Airactu.info : Sky Mali a annoncé en 2021 de nouvelles destinations notamment dans la sous-région ouest africaine, comment comptez- vous vous positionner en tant que compagnie de référence en Afrique face à des concurrentes comme Air Sénégal, Air Côte d’Ivoire, Asky, Mauritania Airlines…… ?

Vous savez notre vision à SKY MALI SA est bien claire. Nous souhaitons, dès l’entame de notre exploitation procéder à une active coopération intelligente, avec les compagnies aériennes nationales voisines, déjà en activité sur les routes, qui sont opérées de/vers Bamako. Car il est vain, de notre point de vue, de vouloir se confronter à une compétition improductive, et cela pour tout le monde. Les réseaux exigus du Mali et de son proche voisinage, n’offrent d’autres alternatives, si ce n’est un partage de l’activité, pour plus d’efficience et d’efficacité, dans une approche win-win. J’y crois profondément, après maintenant 30 années d’expériences et de vécu professionnel dans cette région Ouest et Centre Afrique.

Les formes de ces partenariats pourront être multiples, du partage de codes, aux vols conjoints, à l’achat d’espace réciproque, ou en pool de coûts et/ou de recettes. SKY MALI chaque fois, fera ses choix, après évaluations et études minutieuses, et au mieux de ses intérêts.

Airactu.info : A quand la desserte à l’intercontinentale si nous prenons le cas de la France où il y a une forte communauté malienne. Quel type d’appareil va être utilisé sur cette ligne ?

Le Mali, tout le monde le sait, à une grande Diaspora, dispersée partout dans le monde, et surtout en Afrique. L’essence de SKY MALI SA est de suivre cette diaspora, d’aller la trouver là où elle se trouve, pour lui offrir ses services, la transporter partout. Nous allons nous déployer d’abord en Afrique, après le Moyen Orient, et bien sûr l’Europe, la France notamment et bien évidemment. Bien sûr nous envisageons de nous doter d’appareils plus gros, des Boeings 737-800 et demain des Max ou des Airbus, nous n’excluons rien. Mais toute chose en son temps.

Airactu.info : Avez-vous un partenaire stratégique, pourquoi pas une alliance comme le font les compagnies occidentales et du Golfe ?

Oui… C’est aussi une option de démarrer avec un partenaire stratégique.
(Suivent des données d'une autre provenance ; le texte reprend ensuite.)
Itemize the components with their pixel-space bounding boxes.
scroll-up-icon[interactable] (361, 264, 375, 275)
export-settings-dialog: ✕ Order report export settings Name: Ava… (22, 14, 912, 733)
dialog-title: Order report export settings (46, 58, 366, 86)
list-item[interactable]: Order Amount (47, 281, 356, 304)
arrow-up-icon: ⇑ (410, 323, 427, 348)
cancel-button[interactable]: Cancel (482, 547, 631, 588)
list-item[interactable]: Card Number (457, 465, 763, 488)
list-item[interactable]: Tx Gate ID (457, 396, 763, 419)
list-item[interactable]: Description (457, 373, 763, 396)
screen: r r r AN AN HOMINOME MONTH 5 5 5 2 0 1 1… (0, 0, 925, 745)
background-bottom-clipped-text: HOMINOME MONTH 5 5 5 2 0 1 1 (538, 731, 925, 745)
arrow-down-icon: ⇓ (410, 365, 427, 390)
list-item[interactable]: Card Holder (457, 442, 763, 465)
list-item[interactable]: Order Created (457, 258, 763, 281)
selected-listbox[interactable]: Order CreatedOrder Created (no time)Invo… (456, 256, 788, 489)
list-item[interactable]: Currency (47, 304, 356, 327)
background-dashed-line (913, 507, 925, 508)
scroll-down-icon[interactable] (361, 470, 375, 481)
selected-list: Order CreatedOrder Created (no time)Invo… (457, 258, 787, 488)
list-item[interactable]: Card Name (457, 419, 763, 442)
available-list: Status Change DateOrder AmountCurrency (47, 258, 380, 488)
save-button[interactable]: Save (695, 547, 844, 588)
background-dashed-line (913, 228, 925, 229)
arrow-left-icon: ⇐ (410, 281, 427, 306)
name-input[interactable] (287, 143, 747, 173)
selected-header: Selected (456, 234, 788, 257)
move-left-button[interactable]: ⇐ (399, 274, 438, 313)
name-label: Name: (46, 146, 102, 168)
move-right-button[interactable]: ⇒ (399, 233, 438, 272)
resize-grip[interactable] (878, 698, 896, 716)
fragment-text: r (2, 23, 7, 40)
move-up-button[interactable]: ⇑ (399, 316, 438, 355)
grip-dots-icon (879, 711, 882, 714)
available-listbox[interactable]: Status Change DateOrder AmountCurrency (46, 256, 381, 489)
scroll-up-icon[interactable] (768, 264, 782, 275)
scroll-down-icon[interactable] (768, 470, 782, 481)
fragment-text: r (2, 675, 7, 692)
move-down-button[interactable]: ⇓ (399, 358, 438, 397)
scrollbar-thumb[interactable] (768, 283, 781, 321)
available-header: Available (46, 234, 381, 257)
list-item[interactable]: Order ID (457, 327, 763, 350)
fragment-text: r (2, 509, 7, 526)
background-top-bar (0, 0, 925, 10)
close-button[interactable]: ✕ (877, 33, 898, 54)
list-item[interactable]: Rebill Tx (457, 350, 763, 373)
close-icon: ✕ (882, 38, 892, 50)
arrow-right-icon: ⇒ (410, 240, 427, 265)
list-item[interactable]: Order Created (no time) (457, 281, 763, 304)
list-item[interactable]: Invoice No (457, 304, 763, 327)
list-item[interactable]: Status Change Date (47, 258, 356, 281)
On en a vu des exemples. Mais ce n’est pas une voie obligée, ou unique. SKY MALI SA est encadrée depuis sa création et ses premières années d’activités par un cabinet africain, SMFI Consulting (Société de Marketing et de Finances Internationales) qui regroupe de hauts professionnels et consultants, très expérimentés dans tous les domaines de transport aérien, et très connaisseurs de l’activité aérienne dans cette région du monde. En partenariat avec les investisseurs de SKY MALI SA de Abu Dhabi, Al Sayeg Group (ASG), ils encadrent, conseillent, organisent la mise en route de ce nouveau start up. S’il faut un partenariat stratégique pour son envol mondial, ils aviseront. Chaque chose en son temps.
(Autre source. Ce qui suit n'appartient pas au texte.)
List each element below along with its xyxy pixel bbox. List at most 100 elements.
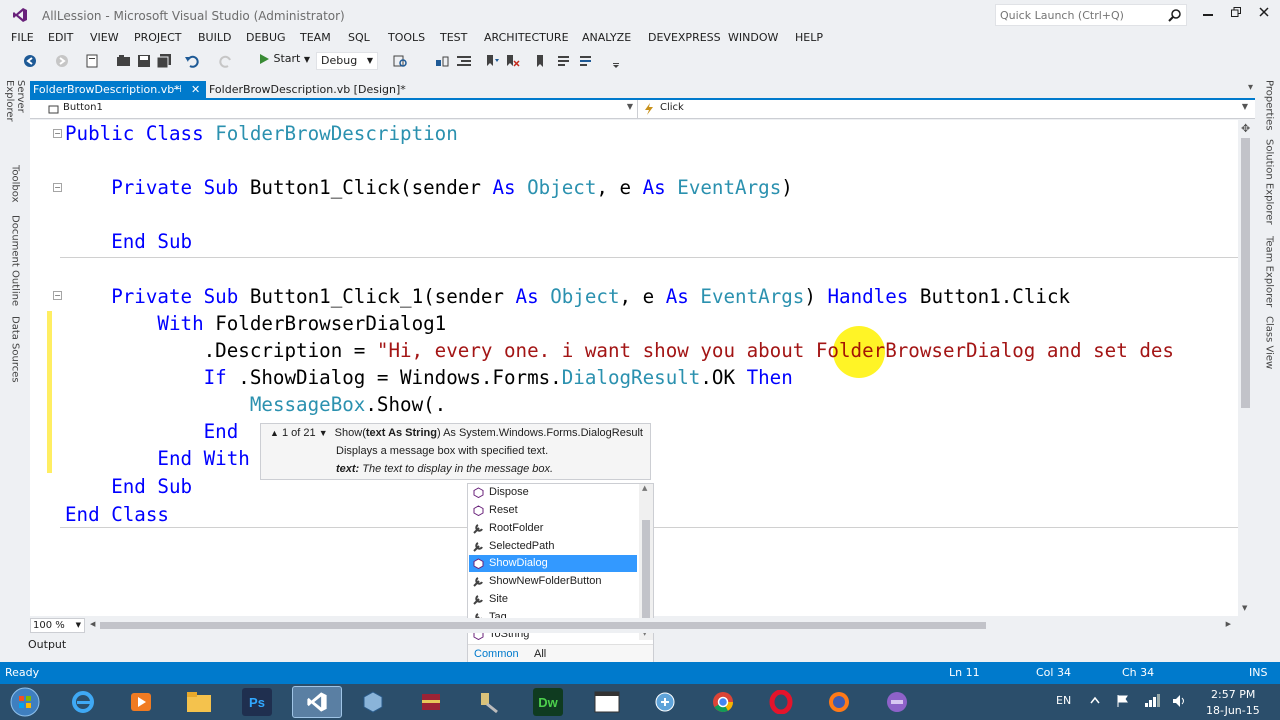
network-status-icon[interactable]: [1144, 694, 1160, 708]
language-indicator[interactable]: EN: [1056, 694, 1071, 707]
output-window-tab[interactable]: Output: [28, 638, 66, 651]
outline-collapse-icon[interactable]: −: [53, 291, 62, 300]
pin-icon[interactable]: ⊣: [173, 81, 182, 99]
photoshop-icon[interactable]: Ps: [242, 688, 272, 716]
tab-folderbrowdescription-design[interactable]: FolderBrowDescription.vb [Design]*: [209, 81, 406, 100]
list-item[interactable]: Site: [469, 591, 637, 608]
editor-horizontal-scroll-thumb[interactable]: [100, 622, 986, 629]
previous-overload-icon[interactable]: ▲: [270, 428, 279, 438]
clock-date[interactable]: 18-Jun-15: [1206, 704, 1260, 717]
comment-icon[interactable]: [556, 53, 572, 69]
list-item[interactable]: RootFolder: [469, 520, 637, 537]
indent-icon[interactable]: [456, 53, 472, 69]
document-outline-tab[interactable]: Document Outline: [0, 212, 30, 310]
next-overload-icon[interactable]: ▼: [319, 428, 328, 438]
winrar-icon[interactable]: [416, 688, 446, 716]
network-icon[interactable]: [650, 688, 680, 716]
undo-icon[interactable]: [184, 53, 200, 69]
clock-time[interactable]: 2:57 PM: [1211, 688, 1255, 701]
method-name-select[interactable]: Click ▼: [640, 100, 1252, 119]
volume-icon[interactable]: [1172, 694, 1188, 708]
close-icon[interactable]: ✕: [191, 81, 200, 99]
bookmark-prev-icon[interactable]: [484, 53, 500, 69]
tab-common[interactable]: Common: [474, 648, 519, 660]
menu-devexpress[interactable]: DEVEXPRESS: [648, 31, 721, 44]
menu-debug[interactable]: DEBUG: [246, 31, 286, 44]
completion-scroll-thumb[interactable]: [642, 520, 650, 620]
scroll-left-icon[interactable]: ◀: [90, 620, 95, 628]
menu-architecture[interactable]: ARCHITECTURE: [484, 31, 569, 44]
list-item-selected[interactable]: ShowDialog: [469, 555, 637, 572]
menu-team[interactable]: TEAM: [300, 31, 331, 44]
toolbar-overflow-icon[interactable]: [608, 53, 624, 69]
find-in-files-icon[interactable]: [392, 53, 408, 69]
list-item[interactable]: Reset: [469, 502, 637, 519]
save-all-icon[interactable]: [156, 53, 172, 69]
virtualbox-icon[interactable]: [358, 688, 388, 716]
restore-button[interactable]: [1222, 4, 1250, 24]
outline-collapse-icon[interactable]: −: [53, 129, 62, 138]
outline-collapse-icon[interactable]: −: [53, 183, 62, 192]
toolbox-tab[interactable]: Toolbox: [0, 160, 30, 208]
file-explorer-icon[interactable]: [184, 688, 214, 716]
tray-expand-icon[interactable]: [1090, 696, 1100, 704]
tab-list-dropdown-icon[interactable]: ▾: [1248, 82, 1253, 93]
list-item[interactable]: ShowNewFolderButton: [469, 573, 637, 590]
scroll-up-icon[interactable]: ▲: [642, 484, 647, 492]
media-player-icon[interactable]: [126, 688, 156, 716]
solution-explorer-tab[interactable]: Solution Explorer: [1258, 136, 1280, 228]
list-item[interactable]: SelectedPath: [469, 538, 637, 555]
menu-build[interactable]: BUILD: [198, 31, 231, 44]
tab-folderbrowdescription-code[interactable]: FolderBrowDescription.vb* ⊣ ✕: [30, 81, 206, 100]
menu-file[interactable]: FILE: [11, 31, 34, 44]
menu-analyze[interactable]: ANALYZE: [582, 31, 631, 44]
chrome-icon[interactable]: [708, 688, 738, 716]
menu-project[interactable]: PROJECT: [134, 31, 182, 44]
menu-view[interactable]: VIEW: [90, 31, 119, 44]
redo-icon[interactable]: [218, 53, 234, 69]
menu-test[interactable]: TEST: [440, 31, 467, 44]
minimize-button[interactable]: [1194, 4, 1222, 24]
back-icon[interactable]: [22, 53, 38, 69]
bookmark-icon[interactable]: [532, 53, 548, 69]
list-item[interactable]: Dispose: [469, 484, 637, 501]
completion-scrollbar[interactable]: ▲ ▼: [639, 484, 653, 640]
menu-window[interactable]: WINDOW: [728, 31, 778, 44]
properties-tab[interactable]: Properties: [1258, 78, 1280, 132]
tools-icon[interactable]: [474, 688, 504, 716]
visual-studio-icon[interactable]: [292, 686, 342, 718]
start-orb-icon[interactable]: [8, 686, 42, 718]
start-debugging-button[interactable]: Start ▼: [258, 52, 310, 70]
class-name-select[interactable]: Button1 ▼: [30, 100, 638, 119]
intellisense-completion-list[interactable]: Dispose Reset RootFolder SelectedPath Sh…: [467, 483, 654, 665]
zoom-level-select[interactable]: 100 % ▼: [30, 618, 85, 633]
menu-tools[interactable]: TOOLS: [388, 31, 425, 44]
new-project-icon[interactable]: [84, 53, 100, 69]
opera-icon[interactable]: [766, 688, 796, 716]
search-icon[interactable]: [1168, 8, 1182, 22]
open-file-icon[interactable]: [116, 53, 132, 69]
team-explorer-tab[interactable]: Team Explorer: [1258, 232, 1280, 312]
scroll-down-icon[interactable]: ▼: [1242, 604, 1247, 612]
server-explorer-tab[interactable]: Server Explorer: [0, 80, 30, 156]
close-button[interactable]: [1250, 4, 1278, 24]
tab-all[interactable]: All: [534, 648, 546, 660]
editor-vertical-scroll-thumb[interactable]: [1241, 138, 1250, 408]
window-icon[interactable]: [592, 688, 622, 716]
solution-configuration-select[interactable]: Debug ▼: [316, 52, 378, 70]
forward-icon[interactable]: [54, 53, 70, 69]
split-icon[interactable]: ✥: [1241, 122, 1250, 135]
action-center-flag-icon[interactable]: [1116, 694, 1130, 708]
menu-help[interactable]: HELP: [795, 31, 823, 44]
scroll-right-icon[interactable]: ▶: [1226, 620, 1231, 628]
firefox-icon[interactable]: [824, 688, 854, 716]
vs-purple-icon[interactable]: [882, 688, 912, 716]
dreamweaver-icon[interactable]: Dw: [533, 688, 563, 716]
menu-edit[interactable]: EDIT: [48, 31, 73, 44]
navigate-icon[interactable]: [434, 53, 450, 69]
uncomment-icon[interactable]: [578, 53, 594, 69]
save-icon[interactable]: [136, 53, 152, 69]
bookmark-clear-icon[interactable]: [504, 53, 520, 69]
quick-launch-input[interactable]: [996, 5, 1161, 25]
class-view-tab[interactable]: Class View: [1258, 316, 1280, 370]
Airactu.info : La holding d’investissements émiratie :  AL SAYEGH GROUP (ASG) est l’actionnaire unique de SKY MALI SA, une société anonyme de droit malien. Est-ce que d’autres investisseurs sont déjà intéressés pour entrer dans le capital de la compagnie ?

Oui… Bien sûr… avec les succès que l’on observe dès ce démarrage, ils se bousculent à la porte. Mais chaque chose en son temps.

Airactu.info : Quels sont les grands projets de Sky Mali dans le futur ?

Ils sont grands, je dirai même grandioses, nombreux, inventifs, optimistes. Ces projets sont à l’image du grand Mali, MaliBa, du Nouveau Mali qui se dessine, MaliCoura. Il faudra compter avec cette compagnie qui s’envolera dès la fin de cette pandémie inattendue.